How many ways are there to select elements from a set, without replacement? Most of the examples I see are that of permutations. This query is whether there is a formal formula for a more exhaustive ordering:  
Eg:
The set $\{1\}$ is ordered as $\{1\}$. Just one possibility.
The set $\{1,2\}$ can only be ordered as: $\{1\},\{2\},\{1,2\},\{2,1\}$. Four possibilities.
The set $\{1,2,3\}$ can be ordered as:
$\{1\},\{2\},\{3\},\{1,2\},\{2,1\},\{1,3\},\{3,1\},\{2,3\},\{3,2\},\{1,2,3\},\{1,3,2\},\{2,1,3\},\{2,3,1\},\{3,1,2\},\{3,2,1\}$. Fifteen possibilities.
Since the sequence is 1,4 and 15, I'm not sure what formula would apply.  
I'm developing a program that randomly generates a few numbers from this set, but to know the total possibilities, I was hoping for a formula which could predict it.

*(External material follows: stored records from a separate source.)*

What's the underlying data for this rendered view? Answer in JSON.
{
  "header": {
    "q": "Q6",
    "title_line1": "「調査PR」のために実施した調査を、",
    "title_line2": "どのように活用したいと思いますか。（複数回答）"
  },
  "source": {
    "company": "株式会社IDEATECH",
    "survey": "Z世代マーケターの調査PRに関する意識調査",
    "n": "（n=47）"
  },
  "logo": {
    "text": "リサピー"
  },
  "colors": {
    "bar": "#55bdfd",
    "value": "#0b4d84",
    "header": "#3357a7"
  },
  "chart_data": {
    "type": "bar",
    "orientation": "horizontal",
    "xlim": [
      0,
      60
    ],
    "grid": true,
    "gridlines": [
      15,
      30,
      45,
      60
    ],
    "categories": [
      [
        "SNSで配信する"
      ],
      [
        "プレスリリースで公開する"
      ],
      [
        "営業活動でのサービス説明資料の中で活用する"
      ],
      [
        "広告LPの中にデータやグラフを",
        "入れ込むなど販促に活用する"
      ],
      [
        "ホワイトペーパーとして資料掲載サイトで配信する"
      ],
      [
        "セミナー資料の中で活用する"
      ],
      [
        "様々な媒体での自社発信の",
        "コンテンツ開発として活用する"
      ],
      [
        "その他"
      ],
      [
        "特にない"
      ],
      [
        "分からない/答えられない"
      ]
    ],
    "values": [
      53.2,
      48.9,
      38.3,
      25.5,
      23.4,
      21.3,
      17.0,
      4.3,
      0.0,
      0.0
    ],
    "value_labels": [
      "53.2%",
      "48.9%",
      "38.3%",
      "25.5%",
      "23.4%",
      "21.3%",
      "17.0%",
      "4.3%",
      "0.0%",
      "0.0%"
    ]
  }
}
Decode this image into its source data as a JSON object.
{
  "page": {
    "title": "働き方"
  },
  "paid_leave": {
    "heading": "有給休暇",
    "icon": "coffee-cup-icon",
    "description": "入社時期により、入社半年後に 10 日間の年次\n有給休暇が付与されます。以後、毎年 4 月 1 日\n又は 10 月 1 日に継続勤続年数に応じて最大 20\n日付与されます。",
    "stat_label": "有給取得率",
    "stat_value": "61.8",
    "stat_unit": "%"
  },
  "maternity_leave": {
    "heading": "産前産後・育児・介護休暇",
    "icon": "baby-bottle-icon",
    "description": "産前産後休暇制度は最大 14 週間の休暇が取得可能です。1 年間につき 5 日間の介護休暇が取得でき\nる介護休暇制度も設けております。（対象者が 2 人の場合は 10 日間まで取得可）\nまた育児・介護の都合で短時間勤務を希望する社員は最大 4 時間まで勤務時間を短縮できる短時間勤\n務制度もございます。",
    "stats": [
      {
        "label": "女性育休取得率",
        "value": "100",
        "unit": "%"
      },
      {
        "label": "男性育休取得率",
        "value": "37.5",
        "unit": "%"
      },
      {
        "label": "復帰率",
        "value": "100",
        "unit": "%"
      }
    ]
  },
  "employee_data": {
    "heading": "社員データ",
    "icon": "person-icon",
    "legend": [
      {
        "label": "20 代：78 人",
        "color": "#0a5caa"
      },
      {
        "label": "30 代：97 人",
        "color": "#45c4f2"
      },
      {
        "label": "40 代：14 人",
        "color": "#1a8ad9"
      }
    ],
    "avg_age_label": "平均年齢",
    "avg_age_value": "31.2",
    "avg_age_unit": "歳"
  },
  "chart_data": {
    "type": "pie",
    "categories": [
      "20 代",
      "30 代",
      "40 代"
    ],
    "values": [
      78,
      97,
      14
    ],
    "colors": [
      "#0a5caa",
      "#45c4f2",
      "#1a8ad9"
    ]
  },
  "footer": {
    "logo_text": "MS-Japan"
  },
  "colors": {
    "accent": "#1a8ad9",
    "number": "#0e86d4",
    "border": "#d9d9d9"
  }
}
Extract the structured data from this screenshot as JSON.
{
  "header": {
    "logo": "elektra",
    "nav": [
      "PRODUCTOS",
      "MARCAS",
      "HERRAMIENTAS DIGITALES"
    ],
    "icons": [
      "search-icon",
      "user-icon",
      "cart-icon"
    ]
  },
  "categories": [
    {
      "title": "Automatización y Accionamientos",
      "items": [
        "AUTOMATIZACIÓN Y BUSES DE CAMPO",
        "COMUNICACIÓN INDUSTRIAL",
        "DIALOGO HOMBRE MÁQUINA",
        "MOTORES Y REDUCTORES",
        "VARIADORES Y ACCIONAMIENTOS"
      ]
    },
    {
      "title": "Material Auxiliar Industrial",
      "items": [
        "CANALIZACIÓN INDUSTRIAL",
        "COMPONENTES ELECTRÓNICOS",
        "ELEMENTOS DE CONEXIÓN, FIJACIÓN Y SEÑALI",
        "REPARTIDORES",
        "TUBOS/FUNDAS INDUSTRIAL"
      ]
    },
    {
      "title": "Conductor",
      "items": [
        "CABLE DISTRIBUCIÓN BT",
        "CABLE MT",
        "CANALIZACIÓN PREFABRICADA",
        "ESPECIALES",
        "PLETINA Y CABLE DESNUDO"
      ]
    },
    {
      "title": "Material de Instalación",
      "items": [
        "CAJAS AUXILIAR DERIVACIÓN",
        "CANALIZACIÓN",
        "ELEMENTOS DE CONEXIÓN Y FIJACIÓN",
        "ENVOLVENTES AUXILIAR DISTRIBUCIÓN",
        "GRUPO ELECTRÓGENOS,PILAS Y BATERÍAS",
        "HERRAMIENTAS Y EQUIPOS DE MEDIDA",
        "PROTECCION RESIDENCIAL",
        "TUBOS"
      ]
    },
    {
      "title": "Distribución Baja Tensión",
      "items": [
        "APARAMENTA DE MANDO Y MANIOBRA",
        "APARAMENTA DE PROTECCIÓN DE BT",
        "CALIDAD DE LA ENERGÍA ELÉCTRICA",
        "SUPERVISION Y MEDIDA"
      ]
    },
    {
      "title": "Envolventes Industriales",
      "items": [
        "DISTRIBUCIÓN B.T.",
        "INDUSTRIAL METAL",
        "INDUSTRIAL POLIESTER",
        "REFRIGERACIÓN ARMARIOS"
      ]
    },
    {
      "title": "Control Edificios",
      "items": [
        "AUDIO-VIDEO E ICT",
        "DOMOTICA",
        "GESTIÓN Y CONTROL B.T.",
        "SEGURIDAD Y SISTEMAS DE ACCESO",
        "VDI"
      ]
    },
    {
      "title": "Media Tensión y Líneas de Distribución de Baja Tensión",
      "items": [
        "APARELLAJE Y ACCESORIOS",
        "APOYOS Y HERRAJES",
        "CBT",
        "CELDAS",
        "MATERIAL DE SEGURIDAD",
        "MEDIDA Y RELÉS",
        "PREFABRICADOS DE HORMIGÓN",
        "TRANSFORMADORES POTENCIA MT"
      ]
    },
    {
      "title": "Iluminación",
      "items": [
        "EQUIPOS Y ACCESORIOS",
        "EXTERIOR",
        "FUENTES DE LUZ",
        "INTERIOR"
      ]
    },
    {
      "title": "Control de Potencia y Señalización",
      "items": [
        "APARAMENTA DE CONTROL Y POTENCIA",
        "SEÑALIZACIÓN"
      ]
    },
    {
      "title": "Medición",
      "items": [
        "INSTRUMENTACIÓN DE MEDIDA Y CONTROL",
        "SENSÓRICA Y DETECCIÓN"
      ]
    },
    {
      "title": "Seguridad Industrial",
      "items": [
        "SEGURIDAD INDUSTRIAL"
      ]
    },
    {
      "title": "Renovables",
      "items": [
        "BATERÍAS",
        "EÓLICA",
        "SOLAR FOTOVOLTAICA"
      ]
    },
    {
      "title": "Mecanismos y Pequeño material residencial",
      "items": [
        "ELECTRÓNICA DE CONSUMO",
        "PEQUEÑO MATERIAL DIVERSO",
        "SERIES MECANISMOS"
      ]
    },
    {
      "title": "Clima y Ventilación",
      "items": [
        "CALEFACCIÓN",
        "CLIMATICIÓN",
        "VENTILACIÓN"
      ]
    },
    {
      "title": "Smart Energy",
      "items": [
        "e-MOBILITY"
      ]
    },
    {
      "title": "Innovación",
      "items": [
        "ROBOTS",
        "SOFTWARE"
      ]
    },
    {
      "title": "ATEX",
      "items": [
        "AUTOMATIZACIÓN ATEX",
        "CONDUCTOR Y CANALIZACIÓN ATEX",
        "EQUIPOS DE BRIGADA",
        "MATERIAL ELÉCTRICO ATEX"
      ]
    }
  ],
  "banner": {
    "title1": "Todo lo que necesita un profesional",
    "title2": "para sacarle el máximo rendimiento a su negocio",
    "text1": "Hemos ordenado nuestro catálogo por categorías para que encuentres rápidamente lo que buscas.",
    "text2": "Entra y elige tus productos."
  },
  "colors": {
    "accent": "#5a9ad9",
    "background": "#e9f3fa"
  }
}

 A: Let $f(n)$ be the number of possible words of any length over the alphabet $\{1,\dotsb, n\}$ where each letter appears at most once(including the empty word). Then
$$
f(n)=\sum_{i=0}^n\frac{n!}{(n-i)!}=n!\sum_{i=0}^n\frac{1}{i!}
$$
Note that 
$$
\begin{align}
0\leq en!-f(n)&=n!\left(\frac{1}{(n+1)!}+\frac{1}{(n+2)!}+\frac{1}{(n+3)!}\dotsb\right)\\
&=\frac{1}{(n+1)}+\frac{1}{(n+1)(n+2)}+\frac{1}{(n+1)(n+2)(n+3)}+\dotsb\\
&<\frac{1}{(n+1)}+\frac{1}{(n+1)^2}+\frac{1}{(n+1)^3}+\dotsb\\
&=1/n\leq1
\end{align}
$$
So $f(n)=\lfloor{en!}\rfloor$. If you want to exclude the empty word subtract one.
A: Did you want to count the empty set $\{\}$ as well? If yes, then just start the index $i$ at $0$ instead of $1$ in the below summation.
So far, you're doing
$$
\sum_{i=1}^{n} {}^n\text{P}_{i}
$$
for each natural number $n \in \mathbb{N}$, where ${}^n\text{P}_{i}$ is the permutation formula given by
$$
{}^n\text{P}_{i} = \frac{n!}{(n-i)!}.
$$
For example, to get $15$ you're doing
$$
\frac{3!}{(3-1)!} + \frac{3!}{(3-2)!} + \frac{3!}{(3-3)!} =  \frac{3!}{2!} + \frac{3!}{1!} + \frac{3!}{0!} = 3 + 6 + 6 = 15.
$$
I will leave it to you to see how each term corresponds to each set type, and hopefully you can understand where this formula comes from. If not, I'd be happy to elaborate later.
A: As Bill Wallis posted, you are currently taking the sum
$$\sum_{r=1}^{n}\frac{n!}{(n-r)!}\, ,$$
or
$$\sum_{r=0}^{n}\frac{n!}{(n-r)!}$$
if we include the empty selection. 
Another way to write this is
$$\sum_{r=0}^{n}\frac{n!}{r!}\, .\tag{1}$$
If we now remember the expansion for $e^x$:
$$e^x=\sum_{r\ge 0}\frac{1}{r!}x^r\tag{2}$$
then the sum $(1)$ is approximated by putting $x=1$ in $(2)$ and multiplying by $n!$:
$$n!e=\sum_{r\ge 0}\frac{n!}{r!}\, .\tag{3}$$
Now, all that remains is to show is that the difference between $(3)$ and $(1)$ is less than $1$ (hint: perform a term by term comparison with a geometric series) and we have
$$\lfloor n!e\rfloor = \sum_{r=0}^{n}\frac{n!}{(n-r)!}\, .$$
Or, if you exclude the empty selection
$$\lfloor n!e\rfloor - 1 = \sum_{r=1}^{n}\frac{n!}{(n-r)!}\, .$$
The only reference I have for a push-button lock sequence is page 82 of An Introduction to Enumeration by Alan Camina and Barry Lewis. Unfortunately there are pages missing in the sample.